Correio Braziliense, n. 22696, 11/05/2025. Política, p. 2

Efeitos da segunda onda de desgastes



Para o cientista político Rudá Ricci, presidente do Instituto Cultiva, a crise envolvendo fraudes no INSS pode não ter efeitos diretos no resultado eleitoral de 2026, mas consolida um momento de fragilidade e frustração social que já vinha sendo percebido entre os apoiadores históricos do governo Lula. Ele classifica o episódio como uma “segunda onda” de desgaste, que se soma a crises anteriores como a do Pix, a alta da inflação e o acirramento institucional entre Executivo e Congresso.

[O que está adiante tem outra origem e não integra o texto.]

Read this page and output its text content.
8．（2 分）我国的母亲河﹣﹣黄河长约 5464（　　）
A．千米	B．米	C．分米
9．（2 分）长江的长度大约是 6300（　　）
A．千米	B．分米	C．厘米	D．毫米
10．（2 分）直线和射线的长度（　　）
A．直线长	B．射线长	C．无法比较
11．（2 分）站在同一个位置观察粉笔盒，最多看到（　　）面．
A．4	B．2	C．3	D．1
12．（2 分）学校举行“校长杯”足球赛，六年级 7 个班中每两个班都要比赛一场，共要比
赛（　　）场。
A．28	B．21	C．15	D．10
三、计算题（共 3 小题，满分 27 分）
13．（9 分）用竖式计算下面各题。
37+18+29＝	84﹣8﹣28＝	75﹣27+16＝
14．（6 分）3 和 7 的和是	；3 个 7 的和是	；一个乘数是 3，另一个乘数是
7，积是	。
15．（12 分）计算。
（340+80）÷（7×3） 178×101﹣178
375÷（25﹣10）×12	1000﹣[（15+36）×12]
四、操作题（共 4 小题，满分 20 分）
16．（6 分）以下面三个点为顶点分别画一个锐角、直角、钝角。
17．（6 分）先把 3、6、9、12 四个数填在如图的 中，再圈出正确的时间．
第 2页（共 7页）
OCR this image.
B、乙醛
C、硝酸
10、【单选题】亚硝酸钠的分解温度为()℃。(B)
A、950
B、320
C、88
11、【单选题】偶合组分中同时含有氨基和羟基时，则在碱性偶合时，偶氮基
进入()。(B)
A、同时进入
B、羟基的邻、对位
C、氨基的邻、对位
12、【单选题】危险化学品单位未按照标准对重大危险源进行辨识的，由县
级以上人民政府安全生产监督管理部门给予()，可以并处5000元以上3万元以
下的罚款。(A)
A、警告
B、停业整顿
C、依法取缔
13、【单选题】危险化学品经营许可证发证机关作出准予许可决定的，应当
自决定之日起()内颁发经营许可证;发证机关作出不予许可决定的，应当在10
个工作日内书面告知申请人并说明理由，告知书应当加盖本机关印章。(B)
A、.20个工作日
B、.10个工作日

Segundo Ricci, o presidente Lula cometeu um erro estratégico ao abdicar da mobilização popular como ferramenta política, ao priorizar o que ele chama de “estabilidade institucional”. De acordo com seus contatos no governo, ele afirma que o Palácio do Planalto evita confrontos diretos com a extrema direita por avaliar que o bolsonarismo ainda domina as ruas. “O Lula não quer uma comunicação agressiva nem mobilização do PT. Avalia que o bolsonarismo tem mais força de rua do que os setores progressistas.

Na primeira reunião com seus ministros, o presidente disse que seu governo seria para restabelecer a estabilidade constitucional e democrática. Isso significa frear qualquer tipo de impacto ou articulação de rua. Ele vem há dois anos desmobilizando tudo o que poderia reagir ao bolsonarismo.” O deputado federal Luiz Philippe de Orleans e Bragança (PL-SP) lista ao menos três efeitos negativos imediatos para o governo: o desgaste eleitoral, a perda de apoio parlamentar e o aprofundamento da crise fiscal. “Você tem perda de base, não só eleitoral, mas no Congresso.

Ninguém quer mais se associar a um governo que ‘rouba até develhinho’. A saída do PDT da base já mostra isso. A tendência é de que mais parlamentares tentem se desvincular.

Além disso, o rombo aumenta o desequilíbrio das contas públicas. Já havia um buraco na Previdência. Agora, é um buraco dentro do buraco. Isso impacta inflação, juros e tudo mais. O governo está gerenciando a própria crise que criou.” Para o deputado Marcel Van Hattem (Novo-RS), é necessário a instalação imediata de uma Comissão Parlamentar de Inquérito (CPI) ou uma Comissão Parlamentar Mista de Inquérito (CPMI) para aprofundar as investigações e responsabilizar todos os envolvidos, independentemente da gestão ou filiação política. “Precisamos aprofundar as investigações com a instalação de CPI ou da CPMI e punir todos os envolvidos, não importando de que gestão seja”, declarou.

Embate O deputado federal Arlindo Chinaglia (PT-SP), por sua vez, defende que as investigações da Polícia Federal sobre a fraude no INSS apontam para irregularidades originadas nos governos anteriores, especialmente nas gestões de Michel Temer e Jair Bolsonaro. Ele reconhece que houve corrupção e que é necessário punir todos os responsáveis, mas critica a criação de uma CPI, por entender que as instituições competentes já estão atuando. “Teve corrupção e precisa ser apurado. Todos os envolvidos e responsáveis devem ser punidos. Mas não há entidades mais capacitadas para isso do que a Polícia Federal e a Advocacia-Geral da União. O INSS precisa, sim, ser revirado pelo avesso”, afirmou o deputado, reforçando o posicionamento do presidente.

Sobre o impacto político da crise para o governo Lula nas eleições de 2026, o deputado admite que a oposição tem domínio das redes sociais, mas critica o uso de fake news e desinformação, citando o deputado Nikolas Ferreira (PL-MG) como exemplo. “Eles têm mais dinheiro e habilidades com os algoritmos.

Sabem atingir o público que consome esse tipo de conteúdo.

Não descarto que muita gente acredite no que eles falam. Mas está comprovado que a fraude ocorreu durante o governo anterior. Nós não temos medo do embate. Ganharemos porque agimos com a verdade”, garantiu Chinaglia.